Major central banks across the world yesterday acted promptly to infuse
thousands of millions of US dollars into the financial market to rescue the
battered sector and restore confidence among investors.
According to a statement by the US Federal Reserve, the institution has
allocated US$180 billion in swap lines, or reciprocal currency arrangements,
with central banks in Europe, Japan, Britain, Switzerland and Canada to increase
liquidity in the financial market.
Fed also urged major central banks to continue their cooperation and take
appropriate steps to address the ongoing pressures.
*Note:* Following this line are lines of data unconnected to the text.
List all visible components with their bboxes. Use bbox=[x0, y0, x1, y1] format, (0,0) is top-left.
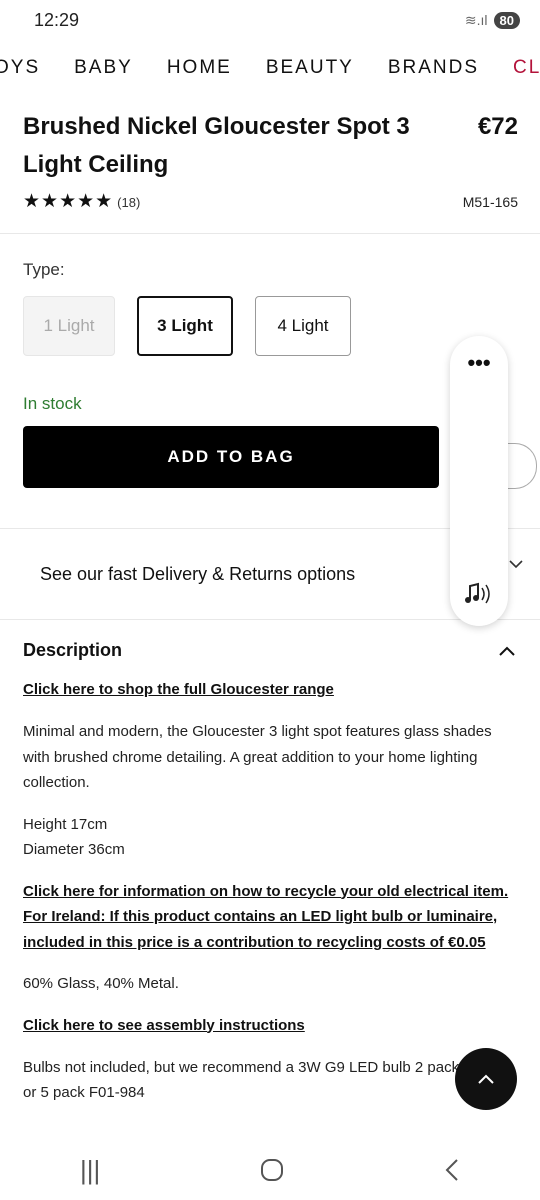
back-icon[interactable] bbox=[444, 1158, 460, 1182]
nav-item-clearance[interactable]: CL bbox=[513, 57, 540, 79]
material-text: 60% Glass, 40% Metal. bbox=[23, 975, 179, 992]
status-icons: ≋.ıl 80 bbox=[464, 11, 520, 29]
battery-indicator: 80 bbox=[493, 11, 520, 29]
product-height: Height 17cm bbox=[23, 815, 108, 833]
recycle-info-link[interactable]: Click here for information on how to rec… bbox=[0, 879, 540, 956]
nav-item-brands[interactable]: BRANDS bbox=[388, 57, 479, 79]
product-header: Brushed Nickel Gloucester Spot 3 Light C… bbox=[0, 96, 540, 184]
more-options-icon[interactable]: ••• bbox=[450, 350, 508, 376]
nav-item-baby[interactable]: BABY bbox=[74, 57, 133, 79]
scroll-to-top-button[interactable] bbox=[455, 1048, 517, 1110]
description-body: Minimal and modern, the Gloucester 3 lig… bbox=[23, 723, 492, 791]
type-option-4-light[interactable]: 4 Light bbox=[255, 296, 351, 356]
product-title: Brushed Nickel Gloucester Spot 3 Light C… bbox=[23, 113, 410, 178]
add-to-bag-button[interactable]: ADD TO BAG bbox=[23, 426, 439, 488]
chevron-down-icon[interactable] bbox=[508, 556, 524, 574]
nav-item-toys[interactable]: OYS bbox=[0, 57, 40, 79]
product-price: €72 bbox=[477, 113, 518, 140]
assembly-link[interactable]: Click here to see assembly instructions bbox=[0, 1013, 540, 1039]
clock: 12:29 bbox=[34, 9, 80, 30]
shop-range-link[interactable]: Click here to shop the full Gloucester r… bbox=[0, 677, 540, 703]
description-heading: Description bbox=[23, 640, 123, 660]
review-count: (18) bbox=[117, 195, 141, 210]
nav-item-beauty[interactable]: BEAUTY bbox=[266, 57, 354, 79]
audio-icon[interactable] bbox=[450, 580, 508, 614]
description-header[interactable]: Description bbox=[0, 620, 540, 661]
chevron-up-icon bbox=[499, 646, 515, 656]
product-sku: M51-165 bbox=[462, 193, 518, 210]
type-option-3-light[interactable]: 3 Light bbox=[137, 296, 233, 356]
status-bar: 12:29 ≋.ıl 80 bbox=[0, 0, 540, 40]
nav-item-home[interactable]: HOME bbox=[167, 57, 232, 79]
recent-apps-icon[interactable]: ||| bbox=[80, 1155, 100, 1186]
system-navigation-bar: ||| bbox=[0, 1140, 540, 1200]
home-icon[interactable] bbox=[260, 1158, 284, 1182]
type-label: Type: bbox=[23, 260, 65, 279]
rating[interactable]: ★★★★★ (18) bbox=[23, 190, 140, 213]
product-diameter: Diameter 36cm bbox=[23, 841, 125, 858]
rating-row: ★★★★★ (18) M51-165 bbox=[0, 184, 540, 213]
floating-toolbar: ••• bbox=[450, 336, 508, 626]
category-nav: OYS BABY HOME BEAUTY BRANDS CL bbox=[0, 40, 540, 96]
star-rating-icon: ★★★★★ bbox=[23, 191, 114, 212]
type-option-1-light[interactable]: 1 Light bbox=[23, 296, 115, 356]
signal-icon: ≋.ıl bbox=[464, 11, 488, 28]
chevron-up-icon bbox=[478, 1074, 494, 1084]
Global financial markets tumbled after the historical "Black Monday," when
one of the biggest US investment bank Lehman Brothers filed for bankruptcy
protection, only a day after another financial giant Merrill Lynch agreed to
sell itself to Bank of America for roughly US$50 billion to avert a deepening
financial crisis.
The Fed move on Tuesday to save American International Group Inc ., an
insurance giant, from bankruptcy by granting an emergency loan of US$85 billion.
The move, however, did not seem to convince investors that the worst would soon
pass.
Major stock indexes across the world continue to plummet Wednesday, with many
registering the largest single-day drop in recent years.
It's definite that more drastic measures are needed, analysts said, but none
could tell for sure what way may prove efficient and effective.
According to official figures, the Bank of England has provided a total of 25
billion pounds (US$44.8 billion) to markets since Monday, and the Bank of Japan
also pumped a total of 8,000 billion yen (about US$76 billion) into the markets
in recent three days.
Nevertheless, the continuous infusion of money into the markets seemed to
work. Stocks jumped yesterday after the previous session's drastic decline, but
safe assets such as gold and Treasury bills still saw heavy demand as investors
are expecting more instability in the financial system.